The rows are an array of arrays (positional, matching the order of schema). Cells are JSON-typed: integers and floats keep their native JSON types; strings, dates, datetimes are JSON strings; binary cells are hex-encoded strings; nulls are null.

Example calls

Basic read

{
  "method": "tools/call",
  "params": {
    "name": "read_table",
    "arguments": {
      "path": "/tmp/sales.parquet"
    }
  }
}

Response (abbreviated):

{
  "schema": [
    { "name": "region", "type": "Utf8" },
    { "name": "amount", "type": "Float64" }
  ],
  "rows": [
    ["EU", 1245.50],
    ["US", 89.00],
    ["APAC", 2100.00]
  ],
  "row_count": 1000,
  "truncated": true,
  "total_rows_available": 47832,
  "cell_truncated": false
}

Read a specific table from a SQLite database

{
  "name": "read_table",
  "arguments": {
    "path": "/data/app.sqlite",
    "table": "users",
    "limit": 100
  }
}

Unlimited (every row)

There are two caps to lift, in two different places:

  • limit controls how many rows the response JSON carries (default 1000). limit: 0 removes that ceiling.
  • unlimited: true controls how many rows the file loader reads off disk (default 5,000,000 for streaming formats). Without it, the response can never contain more rows than the file loader actually loaded, so limit: 0 alone tops out at 5 Million.

Combine both to truly read every row, after checking the file isn't multi-GB:

{
  "name": "read_table",
  "arguments": {
    "path": "/tmp/small.csv",
    "limit": 0,
    "unlimited": true
  }
}

The defaults exist exactly because dumping every row of every file through stdio scales badly. Default to staying inside the caps; opt out only when the user has a real need.

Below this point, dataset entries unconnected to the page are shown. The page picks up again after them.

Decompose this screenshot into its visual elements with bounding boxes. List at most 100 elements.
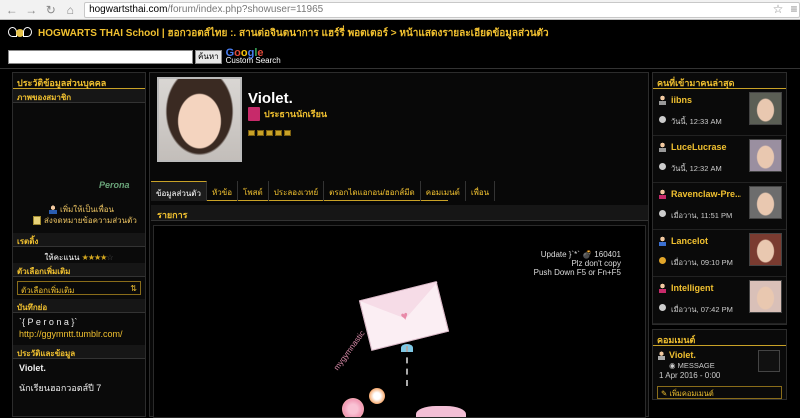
envelope-illustration: ♥ (358, 281, 450, 351)
clock-icon (659, 304, 666, 311)
info-year: นักเรียนฮอกวอตส์ปี 7 (19, 383, 102, 393)
member-person-icon (659, 236, 666, 246)
personal-quote: `{ P e r o n a }` (19, 317, 78, 327)
clock-icon (659, 257, 666, 264)
about-me-content: Update }`*` 💣 160401 Plz don't copy Push… (153, 225, 646, 418)
profile-sidebar: ประวัติข้อมูลส่วนบุคคล ภาพของสมาชิก Pero… (12, 72, 146, 417)
handwriting-text: mygymnastic (331, 328, 367, 373)
reload-icon[interactable]: ↻ (43, 2, 59, 18)
tab-comments[interactable]: คอมเมนต์ (421, 181, 466, 201)
browser-toolbar: ← → ↻ ⌂ hogwartsthai.com/forum/index.php… (0, 0, 800, 20)
signature-persona: Perona (99, 180, 130, 190)
clock-icon (659, 210, 666, 217)
visitor-time: เมื่อวาน, 09:10 PM (671, 258, 733, 267)
tab-profile[interactable]: ข้อมูลส่วนตัว (151, 181, 207, 201)
forward-arrow-icon[interactable]: → (24, 2, 40, 18)
add-comment-button[interactable]: ✎ เพิ่มคอมเมนต์ (657, 386, 782, 399)
visitor-name[interactable]: LuceLucrase (671, 142, 727, 152)
tumblr-link[interactable]: http://ggymntt.tumblr.com/ (13, 327, 145, 345)
profile-username: Violet. (248, 90, 293, 107)
visitor-time: วันนี้, 12:33 AM (671, 117, 722, 126)
comments-box: คอมเมนต์ Violet. ◉ MESSAGE 1 Apr 2016 - … (652, 329, 787, 400)
add-friend-icon (49, 205, 57, 214)
rating-empty-star[interactable]: ☆ (106, 253, 113, 262)
section-header: รายการ (151, 205, 648, 221)
options-dropdown-label: ตัวเลือกเพิ่มเติม (21, 286, 75, 295)
custom-search-label: Custom Search (225, 56, 281, 65)
visitor-row[interactable]: iibns วันนี้, 12:33 AM (653, 89, 786, 136)
visitor-avatar[interactable] (749, 139, 782, 172)
visitor-time: เมื่อวาน, 07:42 PM (671, 305, 733, 314)
rank-icon (248, 107, 260, 121)
visitor-row[interactable]: Ravenclaw-Pre... เมื่อวาน, 11:51 PM (653, 183, 786, 230)
rating-label: ให้คะแนน (44, 253, 80, 262)
comment-message-text: MESSAGE (677, 361, 715, 370)
options-dropdown[interactable]: ตัวเลือกเพิ่มเติม ⇅ (17, 281, 141, 295)
visitor-time: วันนี้, 12:32 AM (671, 164, 722, 173)
search-button[interactable]: ค้นหา (195, 50, 222, 64)
home-icon[interactable]: ⌂ (63, 2, 79, 18)
info-header: ประวัติและข้อมูล (13, 345, 145, 359)
recent-visitors-header: คนที่เข้ามาคนล่าสุด (653, 73, 786, 89)
rank-title: ประธานนักเรียน (264, 109, 328, 119)
update-line-1: Update }`*` 💣 160401 (540, 250, 621, 259)
clock-icon (659, 163, 666, 170)
back-arrow-icon[interactable]: ← (4, 2, 20, 18)
member-person-icon (659, 189, 666, 199)
tab-duel[interactable]: ประลองเวทย์ (269, 181, 325, 201)
notes-header: บันทึกย่อ (13, 299, 145, 313)
site-header: HOGWARTS THAI School | ฮอกวอตส์ไทย :. สา… (0, 20, 800, 46)
visitor-name[interactable]: Lancelot (671, 236, 708, 246)
member-person-icon (659, 283, 666, 293)
tab-diagon-alley[interactable]: ตรอกไดแอกอน/ฮอกส์มีด (324, 181, 421, 201)
info-name: Violet. (19, 363, 46, 373)
visitor-name[interactable]: Intelligent (671, 283, 714, 293)
rank-row: ประธานนักเรียน (248, 107, 327, 121)
address-bar[interactable]: hogwartsthai.com/forum/index.php?showuse… (84, 1, 800, 18)
menu-icon[interactable]: ≡ (786, 2, 800, 18)
tab-topics[interactable]: หัวข้อ (207, 181, 239, 201)
tab-posts[interactable]: โพสต์ (238, 181, 269, 201)
search-input[interactable] (8, 50, 193, 64)
google-custom-search-logo: Google Custom Search (225, 47, 281, 65)
rating-row[interactable]: ให้คะแนน ★★★★☆ (13, 247, 145, 263)
visitor-avatar[interactable] (749, 186, 782, 219)
profile-tabs: ข้อมูลส่วนตัว หัวข้อ โพสต์ ประลองเวทย์ ต… (151, 181, 496, 201)
url-path: /forum/index.php?showuser=11965 (167, 4, 324, 15)
visitor-avatar[interactable] (749, 92, 782, 125)
visitor-avatar[interactable] (749, 280, 782, 313)
tab-friends[interactable]: เพื่อน (466, 181, 496, 201)
visitor-time: เมื่อวาน, 11:51 PM (671, 211, 733, 220)
visitor-name[interactable]: Ravenclaw-Pre... (671, 189, 741, 199)
snitch-logo-icon[interactable] (8, 25, 32, 41)
lollipop-illustration (369, 388, 385, 404)
comment-avatar (758, 350, 780, 372)
visitor-row[interactable]: Lancelot เมื่อวาน, 09:10 PM (653, 230, 786, 277)
bow-illustration (416, 406, 466, 417)
visitor-row[interactable]: Intelligent เมื่อวาน, 07:42 PM (653, 277, 786, 324)
profile-sidebar-header: ประวัติข้อมูลส่วนบุคคล (13, 73, 145, 89)
comments-header: คอมเมนต์ (653, 330, 786, 346)
visitor-avatar[interactable] (749, 233, 782, 266)
rating-header: เรตติ้ง (13, 233, 145, 247)
visitor-row[interactable]: LuceLucrase วันนี้, 12:32 AM (653, 136, 786, 183)
add-comment-label: เพิ่มคอมเมนต์ (669, 389, 714, 398)
rating-stars[interactable]: ★★★★ (82, 253, 108, 262)
lollipop-illustration (342, 398, 364, 417)
update-notice: Update }`*` 💣 160401 Plz don't copy Push… (534, 250, 621, 277)
recent-visitors-box: คนที่เข้ามาคนล่าสุด iibns วันนี้, 12:33 A… (652, 72, 787, 325)
right-sidebar: คนที่เข้ามาคนล่าสุด iibns วันนี้, 12:33 A… (652, 72, 787, 417)
rank-pips (248, 130, 291, 136)
breadcrumb[interactable]: HOGWARTS THAI School | ฮอกวอตส์ไทย :. สา… (38, 26, 549, 41)
bookmark-star-icon[interactable]: ☆ (770, 2, 786, 18)
send-pm-link[interactable]: ส่งจดหมายข้อความส่วนตัว (33, 214, 137, 227)
search-row: ค้นหา Google Custom Search (8, 48, 281, 66)
send-pm-label: ส่งจดหมายข้อความส่วนตัว (44, 216, 137, 225)
member-person-icon (659, 142, 666, 152)
profile-main: Violet. ประธานนักเรียน ข้อมูลส่วนตัว หัว… (149, 72, 649, 418)
spring-illustration (406, 346, 416, 386)
mail-icon (33, 216, 41, 225)
update-line-2: Plz don't copy (571, 259, 621, 268)
options-header: ตัวเลือกเพิ่มเติม (13, 263, 145, 277)
visitor-name[interactable]: iibns (671, 95, 692, 105)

Behaviour for specific formats

Format Notes
Parquet, CSV, TSV Streaming readers: load the first 5 M rows (the server's initial-load cap, lifted by unlimited: true), then truncate to limit. Parquet files with > 32,767 row groups fall back to DuckDB
SQLite / DuckDB / GeoPackage Multi-table: pass table to pick. Default reads the first table
Excel / SPSS / Stata / SAS / RDS / DBF Full file load; limit truncates after the read
HDF5 / NetCDF Same; full load + truncate
EPUB Returns the paragraph table: chapter, paragraph, text
GeoJSON Returns one row per feature with WKT in __geometry

See also

  • Limits & truncation explains what truncated and cell_truncated mean in practice.
  • schema is a schema-only call when rows aren't needed.
  • run_sql is for filtered or aggregated results.